Sobre o futuro, já se ouviu de tudo. Desde projeções de uma retomada mais lenta, cujo gráfico se assemelha à letra “L”, parecendo-se também com o “swoosh”, o famoso símbolo da Nike, até cenários com uma retomada num gráfico em formato de “V”, que seria mais acelerada.
Na prática, boa parte do que se fala são apenas suposições, haja vista que não vivemos algo com proporções parecidas num passado recente.
O que nos cabe é organizar a casa, planejar cenários de estresse e acompanhar as guinadas que o mercado vem sinalizando, repensar a operação, adotar novas formas de servir ao cliente, principalmente no que se refere à presença digital, em linha com os novos hábitos de consumo.

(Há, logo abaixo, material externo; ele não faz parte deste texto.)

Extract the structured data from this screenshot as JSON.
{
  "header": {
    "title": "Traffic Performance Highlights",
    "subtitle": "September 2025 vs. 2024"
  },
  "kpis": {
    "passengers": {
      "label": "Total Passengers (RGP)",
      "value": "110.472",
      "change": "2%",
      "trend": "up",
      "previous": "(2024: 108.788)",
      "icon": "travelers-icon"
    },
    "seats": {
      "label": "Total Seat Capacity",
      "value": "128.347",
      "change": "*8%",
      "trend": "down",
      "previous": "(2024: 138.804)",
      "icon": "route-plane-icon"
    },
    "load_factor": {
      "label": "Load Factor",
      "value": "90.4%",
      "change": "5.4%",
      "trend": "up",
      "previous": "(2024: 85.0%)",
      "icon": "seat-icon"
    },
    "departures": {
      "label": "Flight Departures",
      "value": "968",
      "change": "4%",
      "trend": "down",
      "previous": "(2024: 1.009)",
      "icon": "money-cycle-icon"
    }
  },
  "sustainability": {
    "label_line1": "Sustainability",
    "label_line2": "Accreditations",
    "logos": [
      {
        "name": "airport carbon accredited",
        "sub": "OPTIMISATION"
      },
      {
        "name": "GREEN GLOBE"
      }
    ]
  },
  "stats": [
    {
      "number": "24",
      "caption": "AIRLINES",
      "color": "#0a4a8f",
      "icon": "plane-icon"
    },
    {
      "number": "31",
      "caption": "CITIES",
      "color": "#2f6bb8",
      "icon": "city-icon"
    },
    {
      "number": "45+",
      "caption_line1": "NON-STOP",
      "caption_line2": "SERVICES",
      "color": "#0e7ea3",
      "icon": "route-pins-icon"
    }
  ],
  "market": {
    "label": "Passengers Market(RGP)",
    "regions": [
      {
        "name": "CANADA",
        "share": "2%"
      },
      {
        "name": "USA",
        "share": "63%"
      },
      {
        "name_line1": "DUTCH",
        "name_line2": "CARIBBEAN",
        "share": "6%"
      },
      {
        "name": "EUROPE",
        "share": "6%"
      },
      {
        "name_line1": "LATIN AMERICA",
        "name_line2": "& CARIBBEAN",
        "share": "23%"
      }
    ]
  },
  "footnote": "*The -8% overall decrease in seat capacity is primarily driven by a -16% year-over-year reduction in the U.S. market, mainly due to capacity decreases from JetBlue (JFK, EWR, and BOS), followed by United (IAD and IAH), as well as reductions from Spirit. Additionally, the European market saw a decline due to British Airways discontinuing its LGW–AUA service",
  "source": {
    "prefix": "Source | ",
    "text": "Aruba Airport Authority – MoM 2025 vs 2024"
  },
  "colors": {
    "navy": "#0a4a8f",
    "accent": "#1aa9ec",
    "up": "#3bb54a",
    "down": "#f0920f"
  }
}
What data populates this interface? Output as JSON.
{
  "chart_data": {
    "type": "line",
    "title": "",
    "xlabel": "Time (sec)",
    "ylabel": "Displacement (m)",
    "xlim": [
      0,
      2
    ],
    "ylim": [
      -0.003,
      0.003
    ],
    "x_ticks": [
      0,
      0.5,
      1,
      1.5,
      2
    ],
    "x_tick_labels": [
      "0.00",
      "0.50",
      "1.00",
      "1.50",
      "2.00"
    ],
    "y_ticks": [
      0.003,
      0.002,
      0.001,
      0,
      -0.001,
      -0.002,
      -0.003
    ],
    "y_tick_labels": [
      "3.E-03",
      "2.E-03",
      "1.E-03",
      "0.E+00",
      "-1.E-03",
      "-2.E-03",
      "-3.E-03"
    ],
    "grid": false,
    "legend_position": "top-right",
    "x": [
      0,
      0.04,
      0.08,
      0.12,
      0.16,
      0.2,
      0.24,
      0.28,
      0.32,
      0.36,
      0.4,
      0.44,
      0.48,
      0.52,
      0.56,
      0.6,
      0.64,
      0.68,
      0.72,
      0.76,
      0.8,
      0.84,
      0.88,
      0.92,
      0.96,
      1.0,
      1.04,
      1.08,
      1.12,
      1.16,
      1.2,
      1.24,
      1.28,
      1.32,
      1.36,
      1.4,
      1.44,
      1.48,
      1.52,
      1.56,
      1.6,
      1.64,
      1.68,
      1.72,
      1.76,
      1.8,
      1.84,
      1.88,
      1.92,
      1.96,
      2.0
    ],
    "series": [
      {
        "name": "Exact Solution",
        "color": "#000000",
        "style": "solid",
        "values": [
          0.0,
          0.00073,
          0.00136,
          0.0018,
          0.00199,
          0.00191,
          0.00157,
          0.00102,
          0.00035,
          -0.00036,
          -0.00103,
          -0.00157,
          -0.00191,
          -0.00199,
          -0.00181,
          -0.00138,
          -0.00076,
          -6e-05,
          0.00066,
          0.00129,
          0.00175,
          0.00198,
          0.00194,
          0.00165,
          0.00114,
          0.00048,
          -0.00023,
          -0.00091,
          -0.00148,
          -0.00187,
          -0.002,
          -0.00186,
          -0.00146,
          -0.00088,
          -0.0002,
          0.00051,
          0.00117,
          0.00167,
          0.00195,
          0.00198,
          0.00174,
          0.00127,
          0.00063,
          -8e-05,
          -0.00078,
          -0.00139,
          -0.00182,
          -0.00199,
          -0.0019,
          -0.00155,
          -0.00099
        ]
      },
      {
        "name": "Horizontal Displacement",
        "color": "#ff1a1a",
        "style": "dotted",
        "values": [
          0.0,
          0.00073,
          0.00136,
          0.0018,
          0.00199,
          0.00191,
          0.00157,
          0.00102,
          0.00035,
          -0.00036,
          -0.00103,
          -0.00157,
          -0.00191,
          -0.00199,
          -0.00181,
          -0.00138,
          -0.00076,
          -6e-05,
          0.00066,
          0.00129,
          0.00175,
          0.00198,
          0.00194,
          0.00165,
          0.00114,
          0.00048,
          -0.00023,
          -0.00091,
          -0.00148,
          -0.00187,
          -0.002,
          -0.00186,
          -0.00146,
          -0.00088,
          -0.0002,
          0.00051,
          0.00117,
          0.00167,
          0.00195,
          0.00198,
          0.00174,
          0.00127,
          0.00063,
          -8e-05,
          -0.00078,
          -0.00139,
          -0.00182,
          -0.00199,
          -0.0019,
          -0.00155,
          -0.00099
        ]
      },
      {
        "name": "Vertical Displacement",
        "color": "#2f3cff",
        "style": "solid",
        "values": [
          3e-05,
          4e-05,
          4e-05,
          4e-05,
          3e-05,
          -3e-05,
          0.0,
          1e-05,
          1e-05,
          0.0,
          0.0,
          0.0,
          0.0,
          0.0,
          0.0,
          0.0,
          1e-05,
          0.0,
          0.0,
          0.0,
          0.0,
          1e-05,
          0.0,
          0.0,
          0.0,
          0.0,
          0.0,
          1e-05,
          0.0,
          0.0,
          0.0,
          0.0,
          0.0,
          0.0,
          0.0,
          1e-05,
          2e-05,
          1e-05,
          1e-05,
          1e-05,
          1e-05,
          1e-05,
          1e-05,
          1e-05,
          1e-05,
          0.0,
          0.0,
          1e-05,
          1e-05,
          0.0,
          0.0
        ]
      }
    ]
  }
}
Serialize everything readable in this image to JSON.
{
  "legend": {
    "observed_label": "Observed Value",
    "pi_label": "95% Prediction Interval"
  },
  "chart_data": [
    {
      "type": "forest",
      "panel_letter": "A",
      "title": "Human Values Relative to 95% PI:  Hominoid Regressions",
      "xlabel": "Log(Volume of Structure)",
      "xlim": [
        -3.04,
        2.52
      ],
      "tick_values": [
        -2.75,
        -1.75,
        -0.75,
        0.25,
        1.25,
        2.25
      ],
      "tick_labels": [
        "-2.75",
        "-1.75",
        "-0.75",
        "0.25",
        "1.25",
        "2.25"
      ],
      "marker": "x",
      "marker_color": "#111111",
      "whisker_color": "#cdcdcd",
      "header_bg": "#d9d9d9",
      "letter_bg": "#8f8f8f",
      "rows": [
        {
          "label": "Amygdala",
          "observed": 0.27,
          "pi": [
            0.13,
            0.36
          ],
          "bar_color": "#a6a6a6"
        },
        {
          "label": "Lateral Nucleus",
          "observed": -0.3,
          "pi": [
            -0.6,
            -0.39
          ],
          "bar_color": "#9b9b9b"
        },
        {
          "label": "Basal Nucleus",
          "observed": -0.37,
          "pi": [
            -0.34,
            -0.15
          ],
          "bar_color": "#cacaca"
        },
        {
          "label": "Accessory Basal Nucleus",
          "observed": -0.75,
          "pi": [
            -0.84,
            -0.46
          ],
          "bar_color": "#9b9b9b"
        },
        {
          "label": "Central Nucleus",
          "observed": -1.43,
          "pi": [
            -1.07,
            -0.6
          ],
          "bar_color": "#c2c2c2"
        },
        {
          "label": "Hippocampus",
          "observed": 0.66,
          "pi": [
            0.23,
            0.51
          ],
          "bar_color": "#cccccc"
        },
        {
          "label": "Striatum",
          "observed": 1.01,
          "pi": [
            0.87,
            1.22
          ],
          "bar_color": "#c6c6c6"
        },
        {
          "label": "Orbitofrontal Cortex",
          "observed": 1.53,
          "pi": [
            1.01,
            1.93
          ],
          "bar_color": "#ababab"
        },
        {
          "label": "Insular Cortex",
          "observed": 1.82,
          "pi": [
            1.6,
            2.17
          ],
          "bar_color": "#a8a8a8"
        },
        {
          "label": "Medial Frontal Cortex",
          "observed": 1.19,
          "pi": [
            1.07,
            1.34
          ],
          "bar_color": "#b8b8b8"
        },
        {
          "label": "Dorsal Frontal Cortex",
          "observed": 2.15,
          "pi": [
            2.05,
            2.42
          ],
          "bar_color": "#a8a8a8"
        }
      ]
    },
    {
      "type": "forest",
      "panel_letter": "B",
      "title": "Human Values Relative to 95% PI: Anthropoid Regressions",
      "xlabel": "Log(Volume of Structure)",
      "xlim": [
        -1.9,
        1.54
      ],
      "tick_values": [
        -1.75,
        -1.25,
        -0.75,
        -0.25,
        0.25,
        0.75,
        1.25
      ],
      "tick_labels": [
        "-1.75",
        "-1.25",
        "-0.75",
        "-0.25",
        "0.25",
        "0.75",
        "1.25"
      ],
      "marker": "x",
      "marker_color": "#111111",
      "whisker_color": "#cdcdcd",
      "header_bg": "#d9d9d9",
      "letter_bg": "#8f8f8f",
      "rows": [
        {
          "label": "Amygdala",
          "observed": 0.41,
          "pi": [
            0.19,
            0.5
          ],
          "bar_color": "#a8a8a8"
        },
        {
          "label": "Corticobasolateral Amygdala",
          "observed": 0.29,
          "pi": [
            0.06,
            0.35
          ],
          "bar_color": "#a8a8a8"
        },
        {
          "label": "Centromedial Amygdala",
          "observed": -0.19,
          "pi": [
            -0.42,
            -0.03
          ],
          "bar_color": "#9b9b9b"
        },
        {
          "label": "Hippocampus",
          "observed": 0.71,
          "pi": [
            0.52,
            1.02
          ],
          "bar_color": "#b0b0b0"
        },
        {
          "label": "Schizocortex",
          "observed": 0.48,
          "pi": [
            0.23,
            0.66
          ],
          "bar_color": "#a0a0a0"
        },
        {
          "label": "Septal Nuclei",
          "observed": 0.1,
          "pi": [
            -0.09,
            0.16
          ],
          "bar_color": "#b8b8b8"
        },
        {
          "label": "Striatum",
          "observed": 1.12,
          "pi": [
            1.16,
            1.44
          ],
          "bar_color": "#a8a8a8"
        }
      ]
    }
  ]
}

Basta olhar para os reflexos já presentes no nosso cotidiano, afinal somos todos consumidores. Quanto a isso, eu reforço: não tire os olhos do comportamento dos consumidores.
Já não podemos nos referir ao tão citado “novo normal” como futuro. Estamos vivendo num mundo diferente. Se alguém discorda, talvez tenha perdido alguns capítulos da sequência de fatos que nos trouxe até aqui.
Como citei no começo deste artigo, o varejo é muito dinâmico, pulsa em alta velocidade, e as mudanças estão sendo turbinadas pelo momento de incertezas que vivemos.
Fica, sem dúvida, uma lição. Não podemos impedir as tempestades e tampouco conseguimos prever todos os cenários. Mas podemos ajustar as velas sempre que o vento muda de direção e nos adaptarmos. Mais uma vez, os vencedores serão aqueles que se adaptaram com maior agilidade.